As far as your simulation – you seem to have constant MC so step size shouldn’t matter except for the speed of convergence – this is the simulation I wrote above, you can solve it mathematically without the need for a computer. And the link to the paper don’t work.

Finally with respect to the “Stigler’s formula”, and the rest of the Keen and Standish paper which I didn’t get to before.

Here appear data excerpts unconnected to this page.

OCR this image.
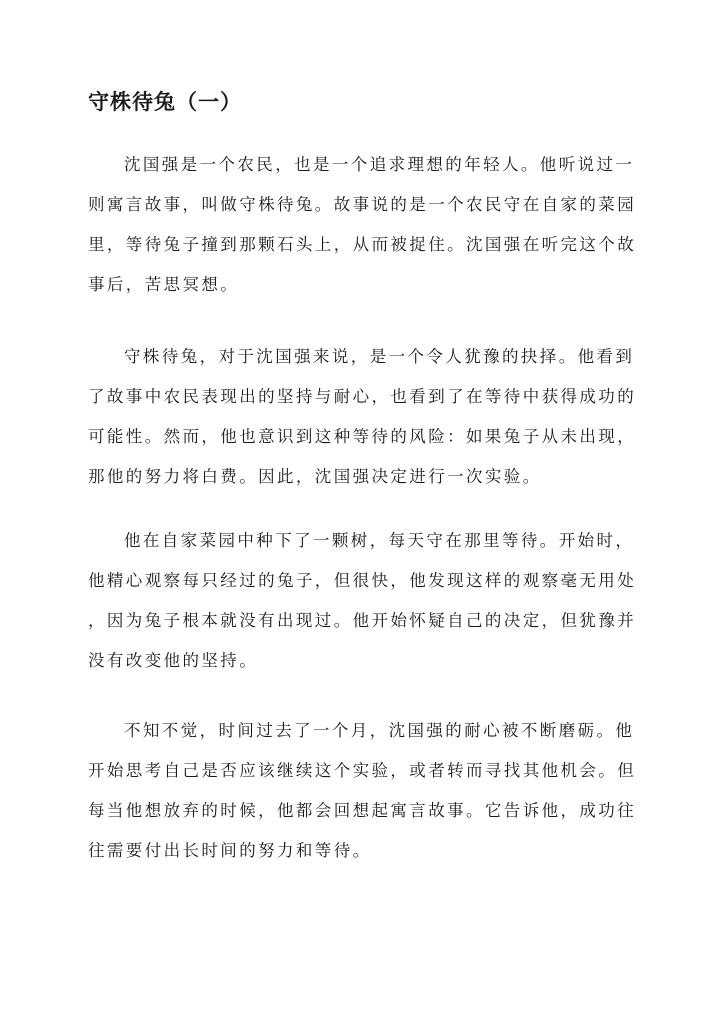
守株待兔（一）
沈国强是一个农民，也是一个追求理想的年轻人。他听说过一
则寓言故事，叫做守株待兔。故事说的是一个农民守在自家的菜园
里，等待兔子撞到那颗石头上，从而被捉住。沈国强在听完这个故
事后，苦思冥想。
守株待兔，对于沈国强来说，是一个令人犹豫的抉择。他看到
了故事中农民表现出的坚持与耐心，也看到了在等待中获得成功的
可能性。然而，他也意识到这种等待的风险：如果兔子从未出现，
那他的努力将白费。因此，沈国强决定进行一次实验。
他在自家菜园中种下了一颗树，每天守在那里等待。开始时，
他精心观察每只经过的兔子，但很快，他发现这样的观察毫无用处
，因为兔子根本就没有出现过。他开始怀疑自己的决定，但犹豫并
没有改变他的坚持。
不知不觉，时间过去了一个月，沈国强的耐心被不断磨砺。他
开始思考自己是否应该继续这个实验，或者转而寻找其他机会。但
每当他想放弃的时候，他都会回想起寓言故事。它告诉他，成功往
往需要付出长时间的努力和等待。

1. In Stigler’s paper the forumla is just a footnote – he’s writing down what he thinks everyone already knows, so it’s silly (misinformative) to name the formula after Stigler since it’s obviously common knowledge in the profession by 1952.
2. It applies to COURNOT competition, not perfect competition.
3. I wish the word “atomistic” wasn’t brought into it. It’s at best unneccesary, definetly confusing and probably falls in the “I don’t think that means what you think it means” category. The references with regard to “atomism” in K and S are to Mas-Collel. But to just parts in Mas-Collel which deal with perfect competition. The word “atomistic” doesn’t appear anywhere on those pages. And perfect competition ASSUMES price taking behavior. Price taking behavior automatically IMPLIES that a firm believes itself to be facing a flat demand schedule, even if market demand is downward sloping.
This is principles stuff. But maybe a technical explanation will make more sense. Suppose you have a continuum of firms of length “whatever”. Each firm is a point on this continuum, produces some amount of output and total market output is given by the integral over the continuum. Market price is a downward sloping function of this integral. Now, if you change any one’s firm’s output the integral doesn’t change so market quantity doesn’t change, so price doesn’t change. Consequently each firm regards price as given, acts as if it can sell all it wants at the going market price and doesn’t see itself as affecting total supply. But if each firm acts this way of course, then the total integral will change and hence market price will change. So flat demand faced by firms, downward sloping market demand. So there you go, I have no idea what Keen’s talking about - he's taking the wrong derivative I think. Wait, yes, I do, he’s talking about Cournot, go back above.

Oh yeah, your quote about increasing returns to scale is true – in general perfect competition is not compatible with increasing returns and it’s a pretty well known fact that in those cases no competitive equilibrium exists and you’re gonna get either a monopoly or a duopoly (again, Cournot). But this is a different issue. Oh and, increasing returns is downward sloping average cost curves. Perfect competition is perfectly fine with U-shaped ones.

Alright, that's it for now. Debate what DMS really means and all the other stuff some other time.